I have also recently begun using "-0.3" as my standard setting, since by default the camera lives too dangerously with respect to overexposing. (Moderate brightening can be done later on the computer; whereas any overexposed regions have lost all detail forever.) Using "-0.7" might be even better, but would mean more time spent "gimping", since then almost all photos would need brightening.
I continue to encounter situations where the auto-focus decides to focus on the background, rather than on the subject - mostly for a tall skinny plant as subject. On several occasions today, I resorted to Manual-focus in such cases, and with much more success than the first time i tried it.
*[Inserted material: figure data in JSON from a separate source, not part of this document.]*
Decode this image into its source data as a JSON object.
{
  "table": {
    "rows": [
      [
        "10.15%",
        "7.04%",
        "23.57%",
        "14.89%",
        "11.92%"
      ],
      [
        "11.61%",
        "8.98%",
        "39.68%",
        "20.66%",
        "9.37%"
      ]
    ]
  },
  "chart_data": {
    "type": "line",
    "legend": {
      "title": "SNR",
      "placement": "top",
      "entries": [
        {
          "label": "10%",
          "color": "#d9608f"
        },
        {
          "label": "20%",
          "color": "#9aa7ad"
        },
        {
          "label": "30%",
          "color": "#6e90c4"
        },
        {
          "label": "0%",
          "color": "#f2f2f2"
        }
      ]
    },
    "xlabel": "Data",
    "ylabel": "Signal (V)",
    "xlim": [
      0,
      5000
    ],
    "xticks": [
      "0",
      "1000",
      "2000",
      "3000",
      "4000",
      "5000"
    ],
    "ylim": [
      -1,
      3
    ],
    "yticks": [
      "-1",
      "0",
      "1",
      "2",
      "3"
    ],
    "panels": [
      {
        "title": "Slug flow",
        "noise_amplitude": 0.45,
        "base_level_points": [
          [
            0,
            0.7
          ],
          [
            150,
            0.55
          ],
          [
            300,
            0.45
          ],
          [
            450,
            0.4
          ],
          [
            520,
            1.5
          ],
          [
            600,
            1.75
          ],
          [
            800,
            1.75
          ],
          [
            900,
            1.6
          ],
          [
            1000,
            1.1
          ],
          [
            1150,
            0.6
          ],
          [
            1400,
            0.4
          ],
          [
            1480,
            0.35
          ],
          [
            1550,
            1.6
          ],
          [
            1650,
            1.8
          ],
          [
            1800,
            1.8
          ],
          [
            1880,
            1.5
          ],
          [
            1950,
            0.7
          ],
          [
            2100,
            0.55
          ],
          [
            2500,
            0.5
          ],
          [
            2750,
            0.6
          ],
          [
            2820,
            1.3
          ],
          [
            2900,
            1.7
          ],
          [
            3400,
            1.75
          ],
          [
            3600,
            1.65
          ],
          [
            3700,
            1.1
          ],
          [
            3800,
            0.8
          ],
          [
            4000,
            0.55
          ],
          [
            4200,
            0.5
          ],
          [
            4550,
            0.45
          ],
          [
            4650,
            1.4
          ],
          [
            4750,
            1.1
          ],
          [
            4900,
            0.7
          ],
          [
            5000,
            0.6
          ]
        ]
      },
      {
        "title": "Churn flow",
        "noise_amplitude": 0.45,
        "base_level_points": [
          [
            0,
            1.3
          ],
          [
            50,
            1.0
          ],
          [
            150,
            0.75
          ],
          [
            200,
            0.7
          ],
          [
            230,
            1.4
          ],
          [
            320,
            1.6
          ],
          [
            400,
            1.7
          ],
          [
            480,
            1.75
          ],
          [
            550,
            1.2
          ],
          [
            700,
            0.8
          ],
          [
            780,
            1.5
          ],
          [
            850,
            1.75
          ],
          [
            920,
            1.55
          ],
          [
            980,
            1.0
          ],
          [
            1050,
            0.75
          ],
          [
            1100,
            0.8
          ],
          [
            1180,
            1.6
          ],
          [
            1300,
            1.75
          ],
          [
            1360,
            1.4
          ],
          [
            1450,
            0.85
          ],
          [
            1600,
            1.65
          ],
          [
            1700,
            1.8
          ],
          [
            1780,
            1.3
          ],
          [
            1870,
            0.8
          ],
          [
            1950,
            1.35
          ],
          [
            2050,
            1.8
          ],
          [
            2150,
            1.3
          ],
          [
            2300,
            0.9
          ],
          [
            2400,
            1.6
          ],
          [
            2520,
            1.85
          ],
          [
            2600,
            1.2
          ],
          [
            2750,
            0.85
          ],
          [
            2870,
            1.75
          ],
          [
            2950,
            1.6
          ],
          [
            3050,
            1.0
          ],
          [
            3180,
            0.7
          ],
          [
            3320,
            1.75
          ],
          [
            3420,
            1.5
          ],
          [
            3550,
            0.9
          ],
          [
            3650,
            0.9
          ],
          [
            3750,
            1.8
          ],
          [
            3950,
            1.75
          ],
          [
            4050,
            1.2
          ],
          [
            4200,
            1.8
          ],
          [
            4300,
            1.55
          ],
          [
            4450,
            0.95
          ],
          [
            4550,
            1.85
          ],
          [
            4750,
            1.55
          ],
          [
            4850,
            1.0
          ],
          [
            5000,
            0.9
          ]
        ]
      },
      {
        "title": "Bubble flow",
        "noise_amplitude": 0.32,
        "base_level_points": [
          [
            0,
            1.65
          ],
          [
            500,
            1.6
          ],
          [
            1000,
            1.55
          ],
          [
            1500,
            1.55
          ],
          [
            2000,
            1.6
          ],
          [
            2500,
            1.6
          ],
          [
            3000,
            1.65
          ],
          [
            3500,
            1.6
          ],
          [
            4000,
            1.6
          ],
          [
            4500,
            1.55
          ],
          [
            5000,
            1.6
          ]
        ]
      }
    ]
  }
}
For example, the dark-EarlyCoralroot and HeartLeavedTwayblade photos were done with manual-focus. Have since read in the manual, that manual-focus works in user-set-1/2/3 but not A; and since the camera comes set for user-set-A, that explains why manual-focus was completely unusable the first time i tried it. Apparently Nikon was trying to make a camera for 2 kinds of users: those who want a simple point-and-shoot, which is what user-set-A is for; and those who want more control, and must avoid user-set-A. Someone who really wants a simple idiot-proof point-and-shoot, is bound to come to grief at some point, by the accidental touching of buttons - unless of course that user began by epoxying all those buttons. Speaking of which, my Delete button has mysteriously stopped functioning. (Could this be due to Deet on my fingers?)
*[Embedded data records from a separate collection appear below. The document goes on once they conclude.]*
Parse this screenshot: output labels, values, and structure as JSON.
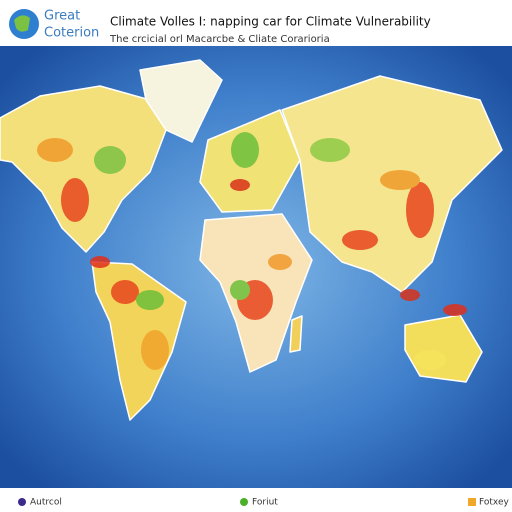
{
  "header": {
    "logo": [
      "Great",
      "Coterion"
    ],
    "title": "Climate Volles I: napping car for Climate Vulnerability",
    "subtitle": "The crcicial orl Macarcbe & Cliate Corarioria"
  },
  "legend": {
    "items": [
      {
        "label": "Autrcol"
      },
      {
        "label": "Foriut"
      },
      {
        "label": "Fotxey"
      }
    ]
  }
}
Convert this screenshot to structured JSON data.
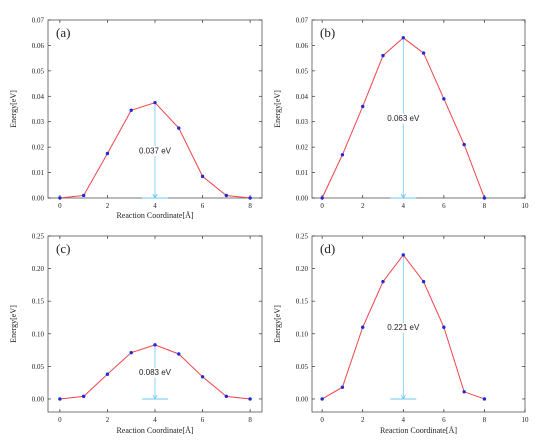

After a year and a half with this camera, I feel that I should have learned how to cope with its auto-focus quirks, but have not. The camera actually has 2 different auto-focus quirks: (1) as a power-saving or perhaps time-saving feature, it will sometimes avoid going through the entire range of focusing distances, instead retrying that which the previous auto-focus attempt picked - this is especially annoying when one is retrying simply because the previous attempt got it wrong; and (2) going through the entire range, but picking other than the nearest object - this happens more often with a skinny subject; and it happens more often in low-light situations. Other users of the 5700 have reported that turning the camera off then back on will fix the focus quirks - I believe that such a reboot only gets one out of the quirk-1 situation - as does simply focusing on something else between attempts. Others have also suggested that a somewhat low battery makes the focus quirks worse - I am skeptical - the camera may do more of that quirk-1 "retrying" when the battery is low, but it is quirk-2 that I find hard to live with. I've noticed that Nikon has a "firmware upgrade" for the 5700 - but have ignored it since the problems addressed do not affect me - whereas I would be keenly interested if they made improvements to the auto-focus algorithm!
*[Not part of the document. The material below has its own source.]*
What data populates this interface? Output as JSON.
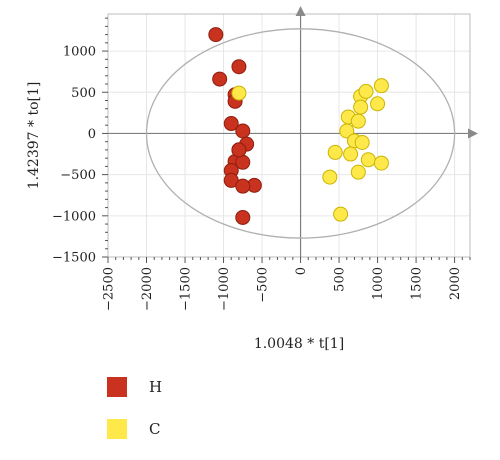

Sometimes I ask myself why not use manual-focus all the time - the answer: when the auto-focus works, it generally does better than a skilled human with exellent vision, since when focusing manually, one must judge the sharpness of a 5000 kilopixel image, by looking at a 180 kilopixel rendition thereof, which simply cannot be done, except by guesswork! (I recall that a similar model from Fuji will display a blown-up central-portion during manual-focusing, which could well make manual-focus usable even with a CCD-driven viewfinder; however Nikon seems under the illusion that their auto-focus works so perfectly that there's no need to provide a usable manual-focus.) How to approach manual-focusing: first determine that range of distances at which the subject looks equally sharp, then pick the middle thereof. (One uses the geometric mean rather than the arithmetic, although such a fine distinction may well seem absurd, given that Nikon provides no numeric distance, just a sliding bar.)
I've just noticed another kind of "manual focus mode" (pg112), where one gets to select one of the 5 focus areas... Hmm, this doesn't sound promising, since the focus-confirmation usually highlights the correct subject, even when the focus is really on the more distant background.